"I mean," he said, "what I'm a-tellin' yer. I wanter be a good boy. My pa, he drinks. He drinks like—" The word he used, in description, was not the sort of a word that should have issued from childish lips. "An' my big brother—he ain't like Pa, but he's a bum, too! I don't wanter be like they are—not if I kin help it! I wanter be th' sort of a guy King Arthur was, an' them knights of his'n. I wanter be like that there St. George feller, as killed dragons. I wanter do real things," unconsciously he was quoting from the gospel of Rose-Marie, "wi' my life! I wanter be a good husban' an' father—"

All at once the Young Doctor was laughing. It was not an unkind laugh—it gave Bennie heart to listen to it—but it was exceedingly mirthful. Bennie could not know that the idea of himself, as a husband and father, was sending this tall man into such spasms of merriment—he could not know that it was rather incongruous to picture his small grubby form in the shining armour of St. George or of King Arthur. But, being glad that the doctor was not angry, he smiled too—his strange, twisted little smile.

The Young Doctor stopped laughing almost as quickly as he had begun. With something of interest in his face he surveyed the little ragged boy.

"Where," he questioned after a moment, "did you learn all of that stuff about knights, and saints, and doing things with your life, and husbands and fathers? Who told you about it?"

Bennie hesitated a moment. Perhaps he was wondering who had given this stranger a right to pry into his inner shrine.
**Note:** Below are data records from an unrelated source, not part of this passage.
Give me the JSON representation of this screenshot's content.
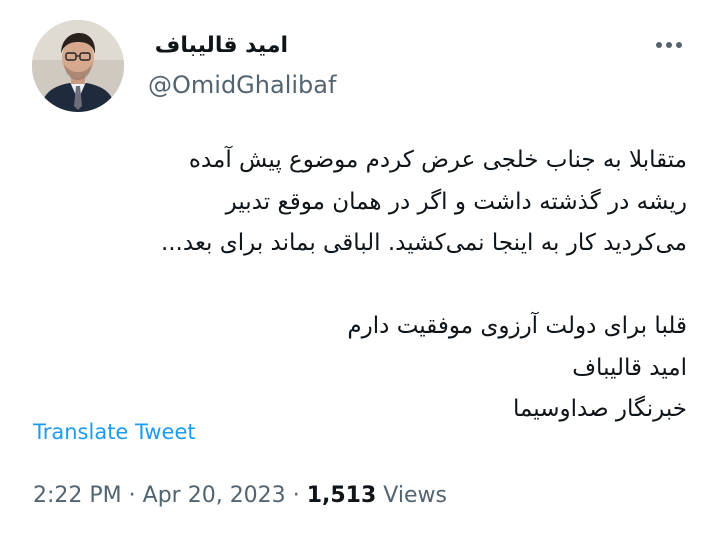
{
  "author": {
    "display_name": "امید قالیباف",
    "handle": "@OmidGhalibaf",
    "avatar_icon": "profile-photo"
  },
  "more_icon": "more-horizontal-icon",
  "tweet": {
    "lines": [
      "متقابلا به جناب خلجی عرض کردم موضوع پیش آمده",
      "ریشه در گذشته داشت و اگر در همان موقع تدبیر",
      "می‌کردید کار به اینجا نمی‌کشید. الباقی بماند برای بعد...",
      "",
      "قلبا برای دولت آرزوی موفقیت دارم",
      "امید قالیباف",
      "خبرنگار صداوسیما"
    ]
  },
  "translate_label": "Translate Tweet",
  "meta": {
    "time": "2:22 PM",
    "separator": "·",
    "date": "Apr 20, 2023",
    "views_count": "1,513",
    "views_label": "Views"
  },
  "colors": {
    "text": "#0f1419",
    "secondary": "#536471",
    "link": "#1d9bf0",
    "background": "#ffffff"
  }
}
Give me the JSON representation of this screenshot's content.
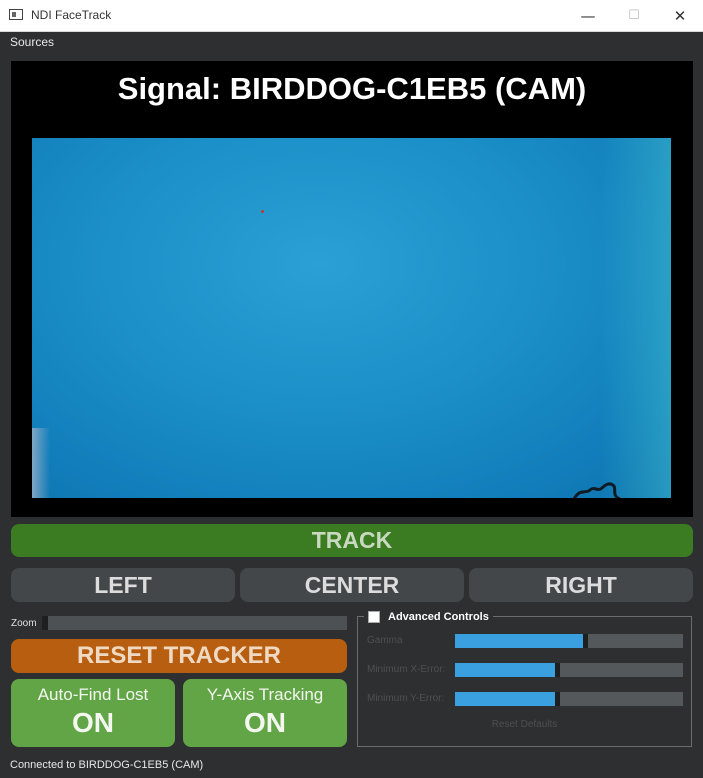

Perhaps he was wondering if Rose-Marie would like an outsider to know just what she had told him. When he answered, his answer was evasive.

"A lady told me," he said. "A lady."

The Young Doctor was laughing again.

"And I suppose," he remarked, with an effort at solemnity, "that gentlemen don't pass ladies' names about between 'em—I suppose that you wouldn't tell me who this lady of yours may be, even though I'd like to meet her?"

Bennie's lips closed in a hard little line that quirked up at one end. He shook his head.

"I'd ruther not," he said very slowly. "Say—Where's th' Scout Club?"